Trionfi il diritto e una eterna vergogna s'aggravi sull'alleato dell'Austria.
Viva la repubblica!
3 giugno 1849.
XXIII.
Romani!
Voi avete oggi sostenuto l'onore di Roma, l'onore d'Italia. Per oltre a quattordici ore avete combattuto come vecchî soldati. Sorpresi a un tratto dal tradimento, dalla violazione d'una formale e segnata promessa, voi avete conteso palmo a palmo il terreno, riconquistato posizioni un istante perdute, respinto le più valorose truppe d'Europa e salutato d'un sorriso la morte. Dio vi benedica, custodi della gloria dei vostri padri, come noi, alteri d'aver indovinato l'elemento di grandezza ch'è in voi, vi benediciamo in nome d'Italia.

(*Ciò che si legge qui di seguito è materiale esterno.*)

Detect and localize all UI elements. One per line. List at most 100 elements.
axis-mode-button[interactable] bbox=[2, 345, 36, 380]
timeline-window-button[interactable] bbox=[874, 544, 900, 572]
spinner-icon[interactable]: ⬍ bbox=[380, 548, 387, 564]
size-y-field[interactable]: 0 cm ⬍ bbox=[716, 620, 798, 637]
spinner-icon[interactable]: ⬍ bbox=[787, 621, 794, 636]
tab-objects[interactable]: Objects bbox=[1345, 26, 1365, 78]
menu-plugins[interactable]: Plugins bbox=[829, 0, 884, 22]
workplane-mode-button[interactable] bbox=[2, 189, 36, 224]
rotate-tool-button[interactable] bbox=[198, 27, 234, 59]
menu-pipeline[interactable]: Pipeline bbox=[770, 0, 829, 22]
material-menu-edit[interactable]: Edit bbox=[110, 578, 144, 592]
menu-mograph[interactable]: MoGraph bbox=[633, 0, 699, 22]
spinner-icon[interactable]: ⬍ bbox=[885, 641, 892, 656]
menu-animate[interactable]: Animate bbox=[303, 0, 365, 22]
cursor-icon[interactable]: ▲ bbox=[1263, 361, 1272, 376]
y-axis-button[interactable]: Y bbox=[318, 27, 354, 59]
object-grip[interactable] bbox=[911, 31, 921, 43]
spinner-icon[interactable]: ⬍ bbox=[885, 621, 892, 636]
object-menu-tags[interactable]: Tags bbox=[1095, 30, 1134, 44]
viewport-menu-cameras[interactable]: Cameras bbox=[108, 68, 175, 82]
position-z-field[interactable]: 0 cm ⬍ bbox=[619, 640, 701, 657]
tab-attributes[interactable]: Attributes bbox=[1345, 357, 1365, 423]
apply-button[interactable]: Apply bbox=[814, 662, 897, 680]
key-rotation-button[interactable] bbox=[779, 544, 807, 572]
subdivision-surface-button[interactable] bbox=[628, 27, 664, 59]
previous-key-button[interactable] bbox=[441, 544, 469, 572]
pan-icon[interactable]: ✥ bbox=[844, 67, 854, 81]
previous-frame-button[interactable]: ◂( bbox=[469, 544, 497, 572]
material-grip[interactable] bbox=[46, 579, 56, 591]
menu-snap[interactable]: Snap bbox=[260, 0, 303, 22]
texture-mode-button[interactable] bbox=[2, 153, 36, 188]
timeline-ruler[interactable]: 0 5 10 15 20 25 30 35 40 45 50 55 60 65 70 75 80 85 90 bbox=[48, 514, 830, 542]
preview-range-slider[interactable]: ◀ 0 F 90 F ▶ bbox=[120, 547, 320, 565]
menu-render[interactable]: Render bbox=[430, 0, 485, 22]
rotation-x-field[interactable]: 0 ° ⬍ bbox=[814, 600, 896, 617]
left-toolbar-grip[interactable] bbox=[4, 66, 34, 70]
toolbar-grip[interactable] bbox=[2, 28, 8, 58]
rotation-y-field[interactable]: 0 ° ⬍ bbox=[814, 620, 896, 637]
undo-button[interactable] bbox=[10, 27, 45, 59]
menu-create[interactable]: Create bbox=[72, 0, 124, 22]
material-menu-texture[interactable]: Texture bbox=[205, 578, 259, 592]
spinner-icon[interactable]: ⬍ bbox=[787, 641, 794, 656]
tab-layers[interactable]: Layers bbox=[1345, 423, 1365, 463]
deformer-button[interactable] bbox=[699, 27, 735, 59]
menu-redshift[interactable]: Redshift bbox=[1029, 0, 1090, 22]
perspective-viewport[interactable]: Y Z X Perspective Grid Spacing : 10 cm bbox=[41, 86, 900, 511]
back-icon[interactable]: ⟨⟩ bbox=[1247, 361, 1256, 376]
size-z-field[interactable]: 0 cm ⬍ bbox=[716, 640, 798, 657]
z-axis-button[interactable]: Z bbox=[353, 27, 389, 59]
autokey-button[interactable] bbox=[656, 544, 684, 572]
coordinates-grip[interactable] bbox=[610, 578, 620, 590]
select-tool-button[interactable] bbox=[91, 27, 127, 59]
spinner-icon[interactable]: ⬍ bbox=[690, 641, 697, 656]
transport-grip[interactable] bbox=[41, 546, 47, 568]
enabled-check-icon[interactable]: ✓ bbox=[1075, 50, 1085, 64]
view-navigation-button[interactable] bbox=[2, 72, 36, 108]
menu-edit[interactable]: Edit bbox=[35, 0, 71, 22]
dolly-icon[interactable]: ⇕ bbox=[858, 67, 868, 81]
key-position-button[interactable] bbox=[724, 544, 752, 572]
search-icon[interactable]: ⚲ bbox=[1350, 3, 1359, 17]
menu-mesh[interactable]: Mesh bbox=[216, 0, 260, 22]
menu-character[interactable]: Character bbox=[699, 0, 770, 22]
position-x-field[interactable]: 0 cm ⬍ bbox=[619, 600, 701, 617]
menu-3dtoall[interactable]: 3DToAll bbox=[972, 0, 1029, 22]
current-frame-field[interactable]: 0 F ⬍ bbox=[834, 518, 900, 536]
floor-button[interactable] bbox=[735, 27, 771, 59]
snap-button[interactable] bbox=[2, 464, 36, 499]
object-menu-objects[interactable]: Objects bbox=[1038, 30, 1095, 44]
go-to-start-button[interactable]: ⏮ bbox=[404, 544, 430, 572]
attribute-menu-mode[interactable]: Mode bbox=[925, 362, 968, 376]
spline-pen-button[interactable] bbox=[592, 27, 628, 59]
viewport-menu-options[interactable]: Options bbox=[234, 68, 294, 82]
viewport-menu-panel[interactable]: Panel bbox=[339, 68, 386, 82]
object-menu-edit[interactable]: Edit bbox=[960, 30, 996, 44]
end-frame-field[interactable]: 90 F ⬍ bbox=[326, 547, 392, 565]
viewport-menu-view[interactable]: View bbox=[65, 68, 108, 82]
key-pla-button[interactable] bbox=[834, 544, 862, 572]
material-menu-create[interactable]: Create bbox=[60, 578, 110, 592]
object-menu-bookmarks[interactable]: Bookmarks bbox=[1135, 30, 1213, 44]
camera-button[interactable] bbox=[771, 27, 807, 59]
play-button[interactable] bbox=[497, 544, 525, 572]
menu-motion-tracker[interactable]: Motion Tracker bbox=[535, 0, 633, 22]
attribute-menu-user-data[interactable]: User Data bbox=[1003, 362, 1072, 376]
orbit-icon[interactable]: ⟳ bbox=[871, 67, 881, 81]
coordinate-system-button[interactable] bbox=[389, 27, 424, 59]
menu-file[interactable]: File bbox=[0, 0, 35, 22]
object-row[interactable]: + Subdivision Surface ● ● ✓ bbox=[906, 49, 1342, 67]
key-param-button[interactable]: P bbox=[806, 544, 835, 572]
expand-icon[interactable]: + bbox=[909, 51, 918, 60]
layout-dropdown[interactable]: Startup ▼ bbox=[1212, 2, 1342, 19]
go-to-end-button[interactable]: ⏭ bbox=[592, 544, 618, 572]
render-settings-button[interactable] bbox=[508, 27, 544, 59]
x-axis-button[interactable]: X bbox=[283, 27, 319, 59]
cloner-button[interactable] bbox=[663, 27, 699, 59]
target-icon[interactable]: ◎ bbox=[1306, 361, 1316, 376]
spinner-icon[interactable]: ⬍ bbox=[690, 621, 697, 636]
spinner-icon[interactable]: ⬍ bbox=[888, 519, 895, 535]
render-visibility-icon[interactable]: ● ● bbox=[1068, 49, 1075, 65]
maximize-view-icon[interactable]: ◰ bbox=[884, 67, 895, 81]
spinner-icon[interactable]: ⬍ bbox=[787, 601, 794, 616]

Romani, questa giornata è giornata d'eroi, una pagina storica.
Vi dicevamo jeri: siate grandi; oggi diciamo: voi siete grandi. Durate; siate costanti. Al popolo di Roma possono dimandarsi miracoli. E noi diciamo con piena fiducia ad esso, alle guardie nazionali, alla gioventù di tutte le classi: Roma è inviolabile; custodite questa notte le sue mura: esse racchiudono l'avvenire della nazione. Vigilate, mentre quei che hanno combattuto quattordici ore riposano, alle porte, alle barricate. L'angelo della patria vigila con voi, e l'angelo della patria è l'angelo della nazione.